Wildheart is a truly beautiful album. The track list is diverse, and contains everything from songs of seduction right through to intensely romantic numbers, as well as songs that relate to almost unexpected elements of the human experience (something that is especially commendable coming from a still emerging artist). Crushed dreams, loneliness, heartbreak—you name it, he’s probably written about it. This diversity means that Wildheart is not full of hit songs that everyone will love, but you get the sense that this won’t worry Miguel at all. As he sings in “a beautiful exit”, “Don’t ever sell yourself short, sell your sad things, accept the new, don’t mingle on the past, believe in yourself, trust your intuition, you are here for a reason.”

It’s a refreshing listen, and is mastered to engage well through headphones. If you have listened to Miguel before, you will know that his music doesn’t fit into a typical genre, but Wildheart combines soulful R&B with alternative elements, and a funky electronic influence that carries throughout. It really is a game-changer for R&B—a genre that has been struggling to move past its dated heroes of the early 2000s.
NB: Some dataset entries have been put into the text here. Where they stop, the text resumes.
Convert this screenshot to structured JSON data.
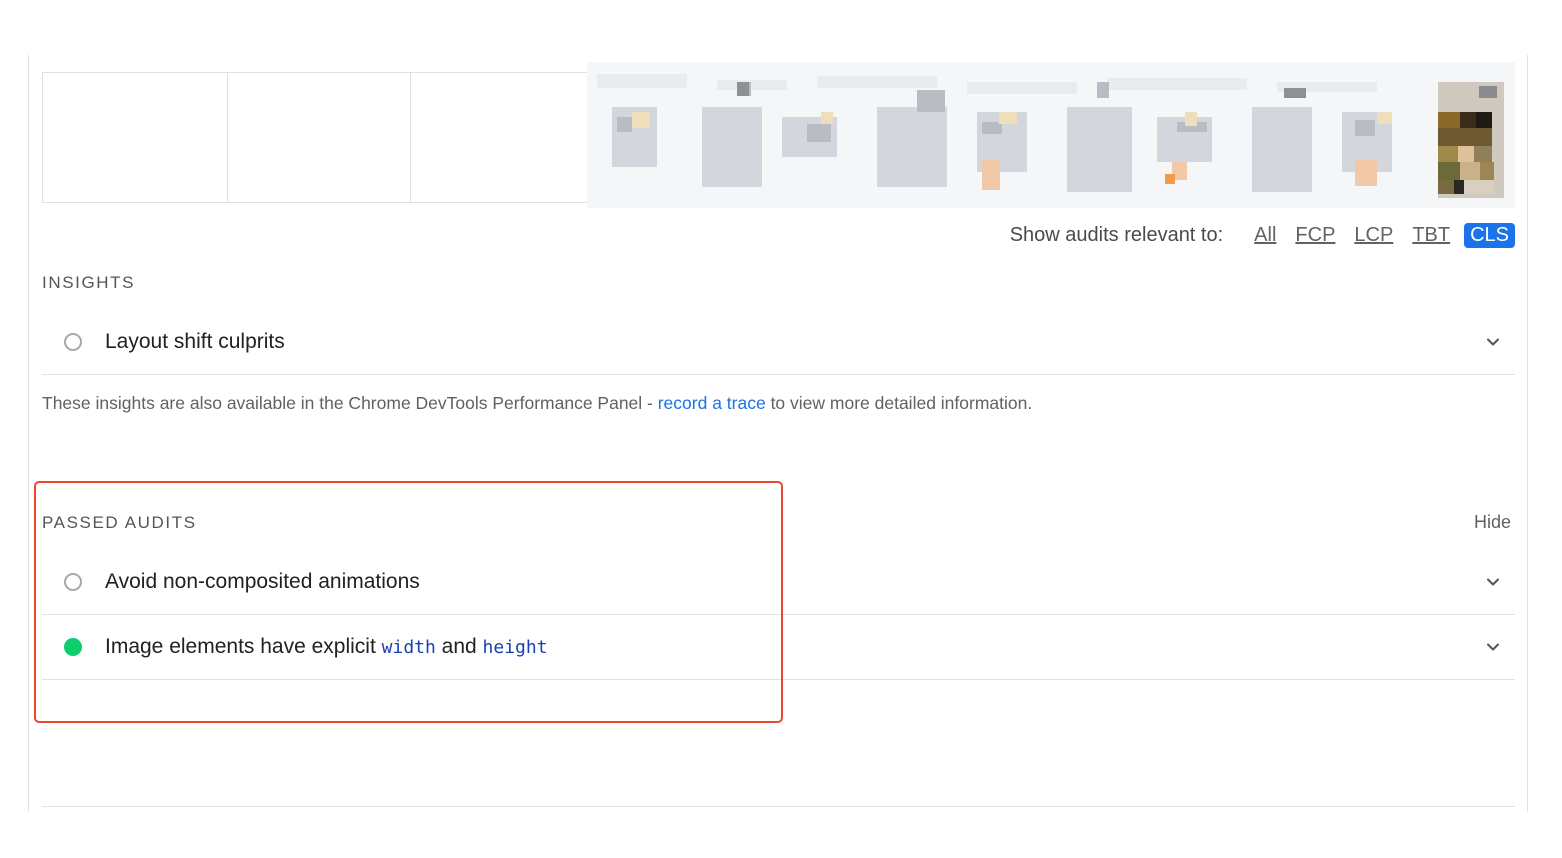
{
  "filter": {
    "label": "Show audits relevant to:",
    "options": [
      "All",
      "FCP",
      "LCP",
      "TBT",
      "CLS"
    ],
    "active": "CLS"
  },
  "insights": {
    "heading": "INSIGHTS",
    "items": [
      {
        "title": "Layout shift culprits",
        "status": "neutral"
      }
    ],
    "note": {
      "before": "These insights are also available in the Chrome DevTools Performance Panel - ",
      "link": "record a trace",
      "after": " to view more detailed information."
    }
  },
  "passed_audits": {
    "heading": "PASSED AUDITS",
    "toggle": "Hide",
    "items": [
      {
        "title": "Avoid non-composited animations",
        "status": "neutral"
      },
      {
        "title_parts": [
          "Image elements have explicit ",
          "width",
          " and ",
          "height"
        ],
        "status": "pass"
      }
    ]
  },
  "colors": {
    "accent": "#1a73e8",
    "pass": "#0cce6b",
    "highlight": "#e8492f"
  }
}
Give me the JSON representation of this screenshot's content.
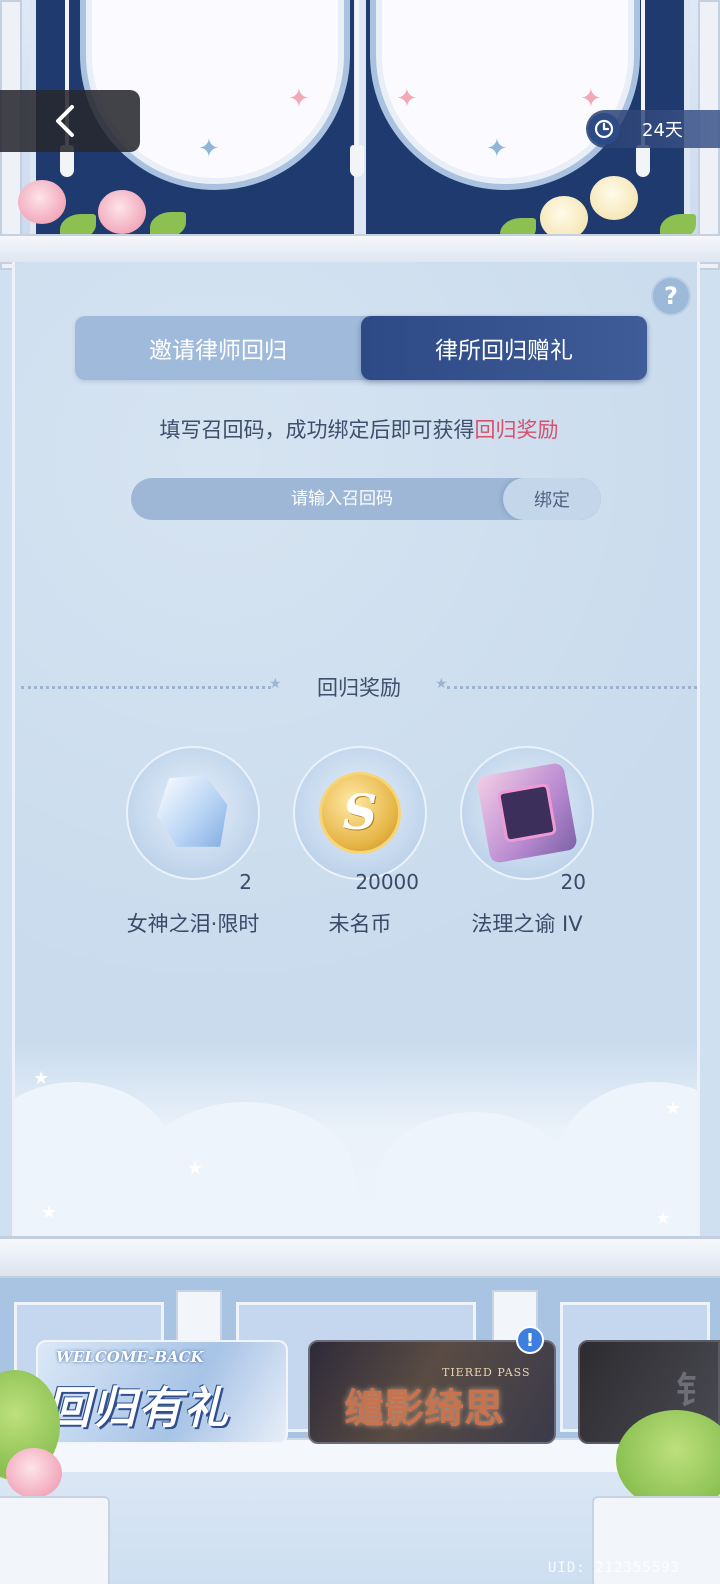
{
  "header": {
    "timer_text": "24天"
  },
  "tabs": [
    {
      "label": "邀请律师回归",
      "active": false
    },
    {
      "label": "律所回归赠礼",
      "active": true
    }
  ],
  "hint": {
    "prefix": "填写召回码，成功绑定后即可获得",
    "highlight": "回归奖励"
  },
  "code_form": {
    "placeholder": "请输入召回码",
    "bind_label": "绑定"
  },
  "rewards_section": {
    "title": "回归奖励",
    "items": [
      {
        "name": "女神之泪·限时",
        "quantity": "2",
        "icon": "gem-icon"
      },
      {
        "name": "未名币",
        "quantity": "20000",
        "icon": "coin-icon"
      },
      {
        "name": "法理之谕 IV",
        "quantity": "20",
        "icon": "chip-icon"
      }
    ]
  },
  "banners": {
    "welcome": {
      "small": "WELCOME-BACK",
      "big": "回归有礼"
    },
    "tiered": {
      "small": "TIERED PASS",
      "big": "缱影绮思"
    },
    "third": {
      "big": "钅"
    }
  },
  "footer": {
    "uid": "UID: 212355593"
  },
  "colors": {
    "accent_dark_blue": "#2d4a86",
    "highlight_pink": "#d6516d",
    "panel_bg": "#c9dbed"
  }
}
“Coffee” is a great track that you should listen to right now if you haven’t already. It is somehow unique and distinctive, with juddered vocals and building and crashing tempos, but still remains classically soulful. “face the sun” with Lenny Kravitz is such a good love song, with beautiful lyrics and vocals that pull on your heartstrings and keep you engaged. In terms of songs about pretty intense love, “damned”, “…goingtohell” and “waves” are all great and all relatively different. “what’s normal anyway” is a moving song about identifying yourself and being yourself. With Miguel’s refined vocal, great lyrics, and a restrained track, the song is able to speak for itself. “Hollywood Dreams” and “destinado a morir” are similar in this way and great as a result.

Before listening to this album, I was expecting something pretty honest after watching a few interviews with Miguel. But what I wasn’t expecting was something so vulnerable, diverse, and completely unique. If I haven’t convinced you, I would definitely recommend finding Miguel’s Spotify sessions—it gives both great music and a little insight into the workings of Miguel.